Johnson argues the US lacks the naval resources to maintain an effective blockade of the Strait of Hormuz, which calls into question the feasibility of any blockade announcements. The market for Trump announcing the blockade has been lifted by May 31 sits at 80% YES. The sub-market for April 19 is lower at 15.5% YES, showing near-term skepticism about a quick resolution.

Trading volume on the ceasefire market is $2,291 in USDC over the last 24 hours, with $2,889 needed to move the market by 5 percentage points. The blockade markets have seen $56,702 in USDC traded, and only $133 is needed to move the May 31 market by 5 points, a relatively thin order book despite the higher volume.

Why it matters

Depleted interceptor stockpiles and other operational strains suggest the US military may be overextended, which contradicts the Pentagon’s reported optimism.
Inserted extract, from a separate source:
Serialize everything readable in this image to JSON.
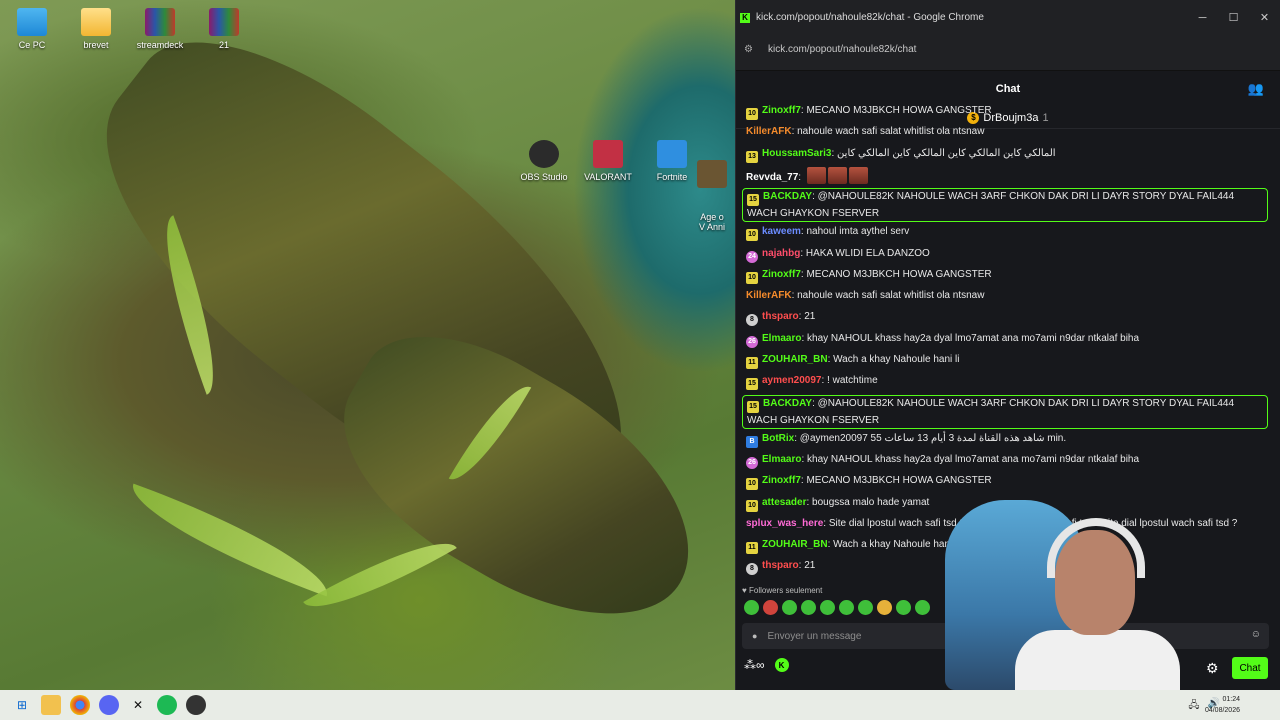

Yet traders are still pricing in resolution: the ceasefire breach market has collapsed from 62% to 11.5% in a single week. At current odds, buying YES on a ceasefire breach by April 21 at 12¢ would pay $1 if it resolves YES, a 8.33x return.

What to watch

Trump’s social media accounts are the most likely venue for any sudden announcements. Official Pentagon briefings or any operational updates from the Strait of Hormuz could move these markets quickly. The gap between Johnson’s claims about resource constraints and the market’s strong lean toward resolution makes any new information about actual naval deployments or interceptor supplies a potential catalyst.